第3章 後編 愛する彼女と死の外科医
「えーでもユーリはそのうちキャプテンと一緒に暮らすんだよね?ご飯どうするの?」
ベポの最もな意見に、周りのクルー達も興味を持ったようだった。
ローが料理をすることなんて一度も見たことがないので、必然とユーリが作ることになるだろうと思ったのだ。

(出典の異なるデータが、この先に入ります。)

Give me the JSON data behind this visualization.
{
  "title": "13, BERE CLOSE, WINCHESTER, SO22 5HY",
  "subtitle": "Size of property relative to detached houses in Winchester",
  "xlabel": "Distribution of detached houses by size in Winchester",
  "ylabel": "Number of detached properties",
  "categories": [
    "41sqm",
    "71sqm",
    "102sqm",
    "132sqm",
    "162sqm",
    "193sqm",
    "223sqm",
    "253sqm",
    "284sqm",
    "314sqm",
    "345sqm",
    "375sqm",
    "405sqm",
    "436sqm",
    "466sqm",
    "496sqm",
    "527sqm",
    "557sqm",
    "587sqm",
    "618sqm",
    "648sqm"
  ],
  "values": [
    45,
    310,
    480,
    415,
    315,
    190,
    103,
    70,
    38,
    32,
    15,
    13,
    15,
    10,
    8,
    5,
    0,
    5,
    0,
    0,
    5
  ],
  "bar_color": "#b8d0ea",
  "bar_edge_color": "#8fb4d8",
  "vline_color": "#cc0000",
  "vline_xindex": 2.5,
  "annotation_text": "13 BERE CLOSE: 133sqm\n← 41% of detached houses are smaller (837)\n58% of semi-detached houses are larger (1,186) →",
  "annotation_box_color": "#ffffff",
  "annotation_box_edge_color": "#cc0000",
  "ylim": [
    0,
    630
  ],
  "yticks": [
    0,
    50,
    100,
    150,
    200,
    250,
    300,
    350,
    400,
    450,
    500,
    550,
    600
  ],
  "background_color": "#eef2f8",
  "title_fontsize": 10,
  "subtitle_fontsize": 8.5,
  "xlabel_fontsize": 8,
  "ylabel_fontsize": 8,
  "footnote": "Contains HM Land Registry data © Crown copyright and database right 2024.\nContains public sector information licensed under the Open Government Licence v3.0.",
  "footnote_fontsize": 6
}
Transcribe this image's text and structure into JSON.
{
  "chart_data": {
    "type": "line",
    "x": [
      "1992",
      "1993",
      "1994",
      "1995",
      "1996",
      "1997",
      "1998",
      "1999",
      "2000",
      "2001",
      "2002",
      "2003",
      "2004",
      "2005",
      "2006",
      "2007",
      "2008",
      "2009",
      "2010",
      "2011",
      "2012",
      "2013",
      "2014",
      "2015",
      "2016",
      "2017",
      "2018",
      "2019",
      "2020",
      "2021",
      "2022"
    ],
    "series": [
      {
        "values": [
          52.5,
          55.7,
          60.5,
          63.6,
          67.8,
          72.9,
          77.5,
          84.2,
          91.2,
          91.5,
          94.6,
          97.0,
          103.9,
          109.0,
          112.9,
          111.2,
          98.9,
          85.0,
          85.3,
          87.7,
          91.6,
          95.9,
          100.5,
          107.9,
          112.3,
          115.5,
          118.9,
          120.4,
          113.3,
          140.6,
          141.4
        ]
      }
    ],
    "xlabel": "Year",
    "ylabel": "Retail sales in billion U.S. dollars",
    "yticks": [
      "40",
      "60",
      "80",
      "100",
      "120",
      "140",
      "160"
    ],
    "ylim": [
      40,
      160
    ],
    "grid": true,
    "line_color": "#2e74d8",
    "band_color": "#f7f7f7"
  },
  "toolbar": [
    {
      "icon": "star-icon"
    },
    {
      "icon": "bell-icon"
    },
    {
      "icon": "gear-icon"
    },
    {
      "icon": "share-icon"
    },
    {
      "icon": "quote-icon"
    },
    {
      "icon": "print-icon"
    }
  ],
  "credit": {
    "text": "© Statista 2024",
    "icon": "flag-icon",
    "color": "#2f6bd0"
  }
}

「………そのときは可もなく不可もない料理が出てくる」
「だからどんな料理だよ!?」
ペンギンだけでなくシャチも突っ込み始めた。
「もしくはロー自ら作れば万事解決だ」
「あのキャプテンに料理までさせるとか、まじやべぇなおい」
ユーリの本気か冗談か分からない言葉にペンギンは頭を抱えた。
ユーリとローの力関係は分からないが、あのローが大人しく従うとも思えない。
だが、ユーリが強い時があるのも事実だ。
何だかんだで振り回されてるローの姿を思い出し、クルー達は顔を引きつらせた。
「ユーリって今まであまり料理したことなかったの?」
周りがざわつく中、ベポだけは普通に会話していた。
「そうだなぁー、そんな暇なかったしなぁ」
ユーリは苦笑して適当に誤魔化した。
ユーリの幼少期の話を知るのはローだけだ。
ユーリは母親の料理も知らないし、生きるのに必死だったから落ち着いて料理をした記憶はないのだ。
しかし今この場でそんな暗い話をするつもりはない。
「そもそも、どうして急に料理の話が出たの?」
ユーリは話題を逸らす為にも、少し気になったことを聞いた。
「それがもうすぐキャプテンの誕生日だから、ユーリが手料理でも作れば喜ぶんじゃないかと思ってたんだけど…」
ーーーなんだって?
ベポのまったく予想してなかった言葉にユーリは驚いた。
確かに今何月かまったく気にしてなかった自分も悪いが、まさかそんな時期が来ていたとは。